What you need to know

  • Facebook has a two-year plan to tackle grooming and child exploitation on its platforms
  • Measures reported include flagging of profiles, and scanning photo comments for patterns of suspicious behavior.
  • Will also seek to redesign how users report inappropriate and illegal behaviour.

A report from the Financial Times has detailed how Facebook plans to combat online grooming and child exploitation across its platforms over the next two years.

According to the report, Facebook is seeking to balance its plan to encrypt messaging across its platforms with the need to monitor and prevent the exploitation of children. The report, via 9to5Mac quotes Antigone Davis, Facebook’s global head of security:

She said Facebook’s goal was to shift from flagging and removing illegal content to preventing abusers from contacting potential victims in the first place.
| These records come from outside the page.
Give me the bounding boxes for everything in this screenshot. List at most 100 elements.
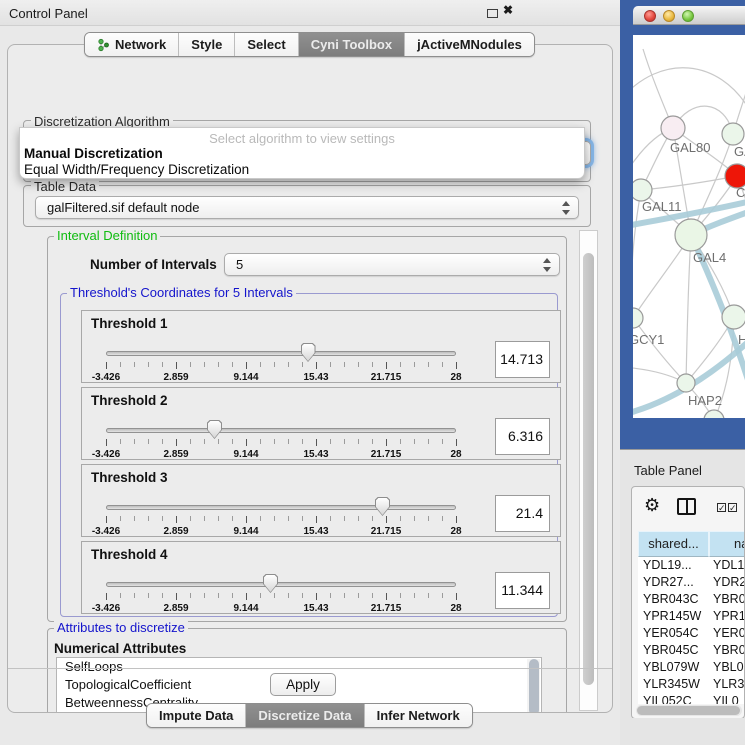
cell-name[interactable]: YIL0 <box>709 693 745 704</box>
cell-shared-name[interactable]: YDL19... <box>638 557 709 574</box>
network-node-gal80[interactable] <box>661 116 685 140</box>
column-split-icon[interactable] <box>677 498 696 515</box>
tab-jactivemnodules[interactable]: jActiveMNodules <box>404 33 534 56</box>
scrollbar-thumb[interactable] <box>583 253 594 685</box>
tab-select[interactable]: Select <box>234 33 297 56</box>
threshold-value-field[interactable]: 14.713 <box>495 341 550 378</box>
network-node-ga[interactable] <box>722 123 744 145</box>
top-tab-bar: Network Style Select Cyni Toolbox jActiv… <box>84 32 535 57</box>
network-window-titlebar[interactable] <box>633 6 745 25</box>
column-header-shared[interactable]: shared... <box>638 531 709 557</box>
threshold-label: Threshold 3 <box>91 470 168 485</box>
network-node-gal11[interactable] <box>633 179 652 201</box>
tab-style[interactable]: Style <box>178 33 234 56</box>
cell-name[interactable]: YBR0 <box>709 642 745 659</box>
checkbox-icon[interactable]: ✓ <box>717 503 726 512</box>
network-node-hap2[interactable] <box>677 374 695 392</box>
slider-tick-label: 9.144 <box>233 603 258 614</box>
cell-name[interactable]: YDR2 <box>709 574 745 591</box>
slider-tick-label: 28 <box>450 603 461 614</box>
tab-network[interactable]: Network <box>85 33 178 56</box>
slider-track[interactable] <box>106 582 456 587</box>
slider-handle[interactable] <box>263 574 278 593</box>
table-row[interactable]: YPR145WYPR1 <box>638 608 745 625</box>
node-label: H <box>738 332 745 347</box>
attributes-group-title: Attributes to discretize <box>54 620 188 635</box>
cell-shared-name[interactable]: YBR043C <box>638 591 709 608</box>
slider-handle[interactable] <box>207 420 222 439</box>
table-row[interactable]: YIL052CYIL0 <box>638 693 745 704</box>
slider-track[interactable] <box>106 351 456 356</box>
cell-shared-name[interactable]: YER054C <box>638 625 709 642</box>
close-icon[interactable]: ✖ <box>503 3 513 17</box>
threshold-list: Threshold 1-3.4262.8599.14415.4321.71528… <box>61 310 561 618</box>
cell-name[interactable]: YBL0 <box>709 659 745 676</box>
num-intervals-value: 5 <box>236 257 243 272</box>
slider-handle[interactable] <box>301 343 316 362</box>
network-node-gcy1[interactable] <box>633 308 643 328</box>
network-canvas[interactable]: GAL80GACGAL11GAL4GCY1HHAP2 <box>633 35 745 418</box>
slider-tick-label: 9.144 <box>233 526 258 537</box>
slider-tick-label: -3.426 <box>92 603 120 614</box>
table-row[interactable]: YBL079WYBL0 <box>638 659 745 676</box>
threshold-value-field[interactable]: 11.344 <box>495 572 550 609</box>
gear-icon[interactable]: ⚙ <box>644 495 660 516</box>
window-close-icon[interactable] <box>644 10 656 22</box>
threshold-slider[interactable]: -3.4262.8599.14415.4321.71528 <box>106 349 456 383</box>
cell-name[interactable]: YDL1 <box>709 557 745 574</box>
cell-shared-name[interactable]: YBR045C <box>638 642 709 659</box>
table-row[interactable]: YDR27...YDR2 <box>638 574 745 591</box>
cell-name[interactable]: YPR1 <box>709 608 745 625</box>
column-header-name[interactable]: na <box>709 531 745 557</box>
tab-impute-data[interactable]: Impute Data <box>147 704 245 727</box>
popup-item-manual-discretization[interactable]: Manual Discretization <box>24 146 163 161</box>
threshold-value-field[interactable]: 6.316 <box>495 418 550 455</box>
control-panel-titlebar: Control Panel ✖ <box>0 0 620 26</box>
table-row[interactable]: YDL19...YDL1 <box>638 557 745 574</box>
threshold-slider[interactable]: -3.4262.8599.14415.4321.71528 <box>106 580 456 614</box>
float-panel-icon[interactable] <box>487 9 498 18</box>
table-row[interactable]: YBR043CYBR0 <box>638 591 745 608</box>
table-data-combobox[interactable]: galFiltered.sif default node <box>35 196 579 219</box>
slider-tick-label: 2.859 <box>163 372 188 383</box>
checkbox-icon[interactable]: ✓ <box>728 503 737 512</box>
thresholds-group-title: Threshold's Coordinates for 5 Intervals <box>67 285 296 300</box>
slider-track[interactable] <box>106 505 456 510</box>
slider-tick-label: 2.859 <box>163 603 188 614</box>
table-horizontal-scrollbar[interactable] <box>636 705 742 716</box>
cell-shared-name[interactable]: YIL052C <box>638 693 709 704</box>
num-intervals-combobox[interactable]: 5 <box>224 253 560 276</box>
table-row[interactable]: YBR045CYBR0 <box>638 642 745 659</box>
popup-item-equal-width-frequency[interactable]: Equal Width/Frequency Discretization <box>24 162 249 177</box>
cell-shared-name[interactable]: YLR345W <box>638 676 709 693</box>
cell-name[interactable]: YLR3 <box>709 676 745 693</box>
window-zoom-icon[interactable] <box>682 10 694 22</box>
threshold-value-field[interactable]: 21.4 <box>495 495 550 532</box>
cell-shared-name[interactable]: YPR145W <box>638 608 709 625</box>
window-minimize-icon[interactable] <box>663 10 675 22</box>
table-row[interactable]: YLR345WYLR3 <box>638 676 745 693</box>
apply-button[interactable]: Apply <box>270 673 336 696</box>
cell-name[interactable]: YER0 <box>709 625 745 642</box>
panel-vertical-scrollbar[interactable] <box>579 230 598 711</box>
tab-discretize-data[interactable]: Discretize Data <box>245 704 363 727</box>
tab-infer-network[interactable]: Infer Network <box>364 704 472 727</box>
network-node-h[interactable] <box>722 305 745 329</box>
network-view-frame[interactable]: GAL80GACGAL11GAL4GCY1HHAP2 <box>620 0 745 449</box>
table-row[interactable]: YER054CYER0 <box>638 625 745 642</box>
slider-handle[interactable] <box>375 497 390 516</box>
network-node[interactable] <box>704 410 724 418</box>
threshold-slider[interactable]: -3.4262.8599.14415.4321.71528 <box>106 503 456 537</box>
cell-name[interactable]: YBR0 <box>709 591 745 608</box>
background-strip <box>620 718 745 745</box>
network-node-gal4[interactable] <box>675 219 707 251</box>
tab-cyni-toolbox[interactable]: Cyni Toolbox <box>298 33 404 56</box>
table-data-title: Table Data <box>31 179 99 194</box>
slider-track[interactable] <box>106 428 456 433</box>
cell-shared-name[interactable]: YBL079W <box>638 659 709 676</box>
cell-shared-name[interactable]: YDR27... <box>638 574 709 591</box>
threshold-slider[interactable]: -3.4262.8599.14415.4321.71528 <box>106 426 456 460</box>
slider-tick-label: 21.715 <box>371 449 402 460</box>
threshold-label: Threshold 4 <box>91 547 168 562</box>
network-edge <box>686 235 691 383</box>
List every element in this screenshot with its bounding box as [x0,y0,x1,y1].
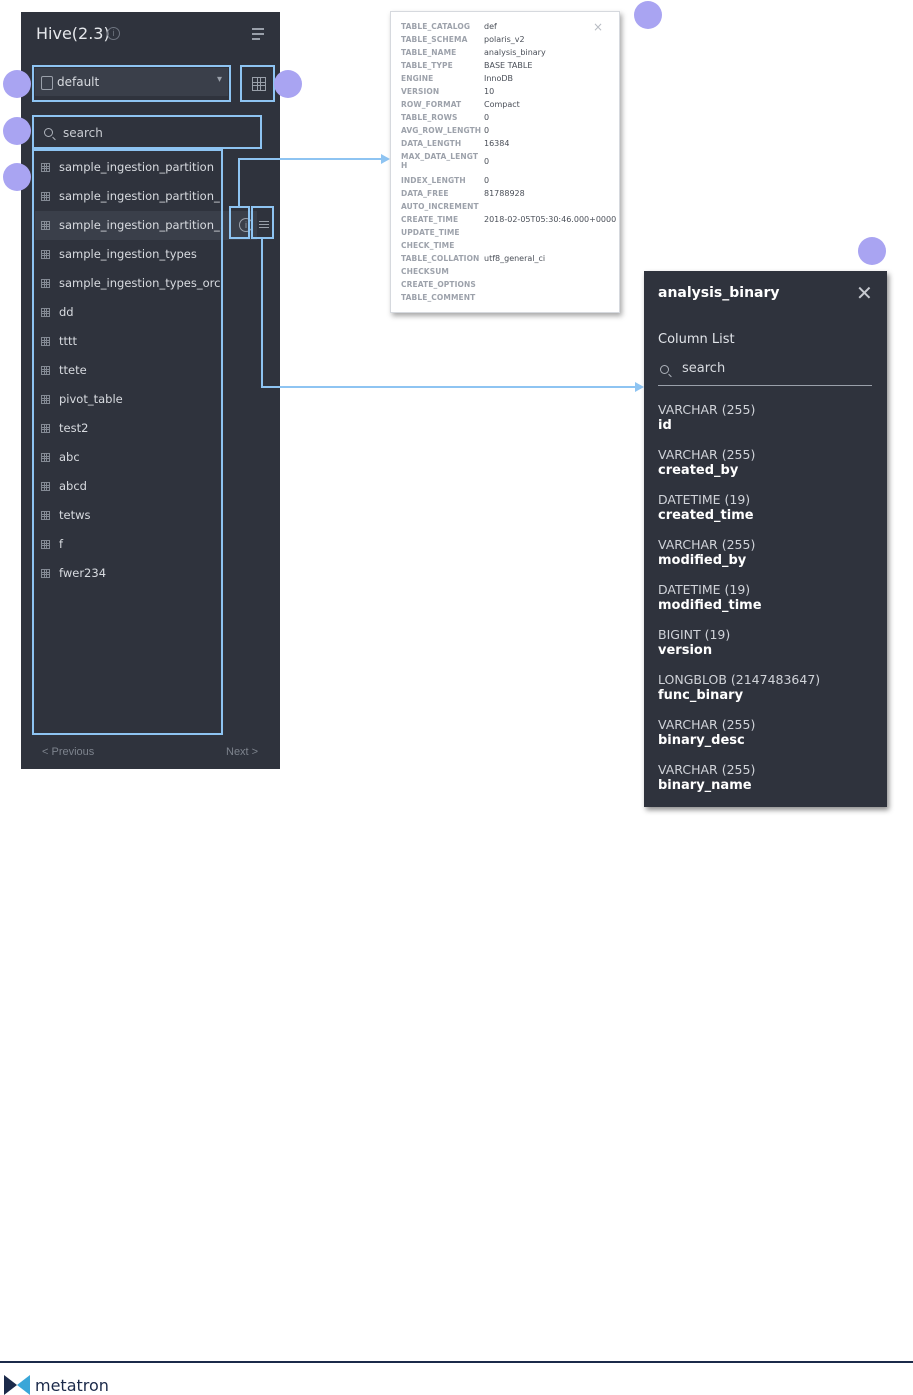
column-name: id [658,418,672,433]
info-value: 2018-02-05T05:30:46.000+0000 [484,215,617,224]
info-key: MAX_DATA_LENGT H [401,152,479,170]
popup-title: analysis_binary [658,285,780,301]
column-name: created_time [658,508,754,523]
previous-page-link[interactable]: < Previous [42,746,94,758]
info-key: CREATE_OPTIONS [401,280,476,289]
info-key: AVG_ROW_LENGTH [401,126,482,135]
callout-badge [274,70,302,98]
column-type: VARCHAR (255) [658,447,756,462]
info-value: InnoDB [484,74,514,83]
brand-name: metatron [35,1376,109,1395]
info-value: BASE TABLE [484,61,533,70]
menu-collapse-icon[interactable] [252,28,266,40]
connector-line [261,238,263,388]
metatron-logo-icon [4,1375,30,1395]
callout-badge [3,163,31,191]
arrow-right-icon [381,154,390,164]
info-key: TABLE_COLLATION [401,254,480,263]
info-value: 0 [484,113,490,122]
info-key: CHECK_TIME [401,241,455,250]
connector-line [238,159,240,207]
column-type: VARCHAR (255) [658,402,756,417]
column-name: binary_desc [658,733,745,748]
info-key: INDEX_LENGTH [401,176,466,185]
column-type: DATETIME (19) [658,582,751,597]
search-icon [660,365,669,374]
callout-badge [634,1,662,29]
info-value: 0 [484,176,490,185]
connector-line [238,158,382,160]
footer-divider [0,1361,913,1363]
column-type: BIGINT (19) [658,627,731,642]
column-name: binary_name [658,778,752,793]
close-icon[interactable]: ✕ [856,281,873,305]
database-select-highlight [32,65,231,102]
column-type: VARCHAR (255) [658,537,756,552]
info-key: TABLE_ROWS [401,113,458,122]
info-value: 0 [484,126,490,135]
callout-badge [3,117,31,145]
column-name: modified_time [658,598,762,613]
info-key: TABLE_CATALOG [401,22,471,31]
info-key: AUTO_INCREMENT [401,202,479,211]
info-icon-highlight [229,206,250,239]
info-value: def [484,22,497,31]
info-key: TABLE_SCHEMA [401,35,468,44]
column-name: created_by [658,463,739,478]
info-value: analysis_binary [484,48,546,57]
column-type: LONGBLOB (2147483647) [658,672,821,687]
info-key: VERSION [401,87,440,96]
info-key: UPDATE_TIME [401,228,460,237]
column-type: DATETIME (19) [658,492,751,507]
column-list-popup: analysis_binary ✕ Column List search VAR… [644,271,887,807]
info-value: Compact [484,100,520,109]
table-info-popup: × TABLE_CATALOG def TABLE_SCHEMA polaris_v… [390,11,620,313]
info-key: TABLE_COMMENT [401,293,476,302]
panel-title: Hive(2.3) [36,24,110,43]
column-search-placeholder: search [682,361,726,376]
info-key: CREATE_TIME [401,215,459,224]
info-key: TABLE_NAME [401,48,457,57]
info-value: utf8_general_ci [484,254,546,263]
arrow-right-icon [635,382,644,392]
search-highlight [32,115,262,149]
table-view-button-highlight [240,65,275,102]
info-value: 0 [484,157,490,166]
info-value: 16384 [484,139,510,148]
next-page-link[interactable]: Next > [226,746,258,758]
info-key: CHECKSUM [401,267,449,276]
callout-badge [858,237,886,265]
column-type: VARCHAR (255) [658,717,756,732]
connector-line [261,386,636,388]
column-name: modified_by [658,553,747,568]
column-name: func_binary [658,688,744,703]
column-name: version [658,643,713,658]
column-type: VARCHAR (255) [658,762,756,777]
table-list-highlight [32,149,223,735]
info-key: ENGINE [401,74,434,83]
close-icon[interactable]: × [593,20,603,34]
info-value: 10 [484,87,495,96]
info-key: ROW_FORMAT [401,100,462,109]
columns-icon-highlight [251,206,274,239]
info-icon[interactable]: i [107,27,120,40]
info-value: 81788928 [484,189,525,198]
callout-badge [3,70,31,98]
info-key: DATA_FREE [401,189,449,198]
info-key: DATA_LENGTH [401,139,462,148]
info-value: polaris_v2 [484,35,525,44]
column-search-input[interactable]: search [658,358,872,386]
info-key: TABLE_TYPE [401,61,453,70]
column-list-label: Column List [658,332,735,347]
“When you find content, the problem with that is the harm has already been done. Ultimately you want to prevent that content from being shared in the first place, or from being created,” Ms Davis said. “So the way we are thinking about it is, how can we stop these connections?”

She said Facebook could look at user profiles and flag someone making a series of requests to minors they do not know, or people who are part of suspicious groups. She added that the company could also scan photographs for comments to flag patterns of bad behavior.

Other alerts could include large age gaps between people communicating privately on Messenger or Instagram Direct Messages, frequency of messaging, and people that lots of users are blocking or deleting, she added.

Facebook also plans to redesign how users can report inappropriate and illegal behavior to make it more accessible to people in “sensitive moments” when they most need it. Also reported was how questions over child exploitation and online grooming had given made him pause when considering the question of encryption.